I've seen that statement roundly criticized or dismissed a fair number of times*. Fans think it's unrealistic, or doesn't fit since Cap was a soldier during the war. I'm pretty sure Brubaker's either shown Cap killing during the war in flashback, or alluded to it. Also, I think it contradicts what was depicted in Captain America comics from World War 2.
I see people's points about it being silly to say Captain America never killed anyone, not even in the middle of a war. No one (that I've seen) is arguing he'd enjoy killing, only that he'd do it if the situation required it. Still, I never really had a problem with the idea that he hadn't killed. When I would have first read those comics, it was because he was a superhero, and they don't kill, and so he wouldn't kill anyone, even in war. When I was a bit older, I probably figured he was too lame to kill anyone. That's for cooler, hardcore characters**.

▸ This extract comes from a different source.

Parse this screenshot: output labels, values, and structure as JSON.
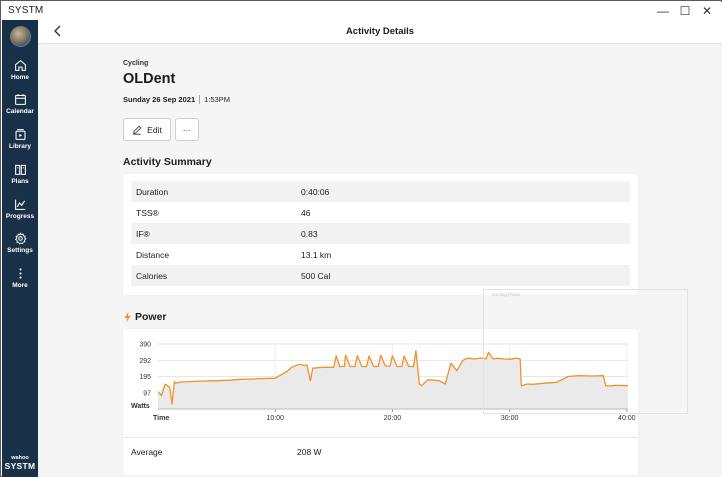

Nowadays, I'm closer to how I thought in the beginning, but it's not that he wouldn't as much as he doesn't need to. He's Captain America, he has physical gifts and training the average soldier didn't have. Situations where they have to kill or they'll die themselves (or secondarily, the mission fails), he can get through non-lethally because of his advantages. He could knock those Nazis out and take them prisoner. It's war, he's allowed to take prisoners. I can picture that in the Marvel Universe there were a lot more captured Axis soldiers, and fewer dead ones, than in our actual history.
* Brian Cronin had it as one of his 5 most ridiculous moments from that stretch of Gruenwald's Cap run, and the commenters seemed to agree with him.
** That may be overstating it. Even in the '90s I wasn't a huge Punisher or Ghost Rider fan. But I didn't have a high opinion of Cap, who I thought spent too much time making inspirational speeches and ordering people around.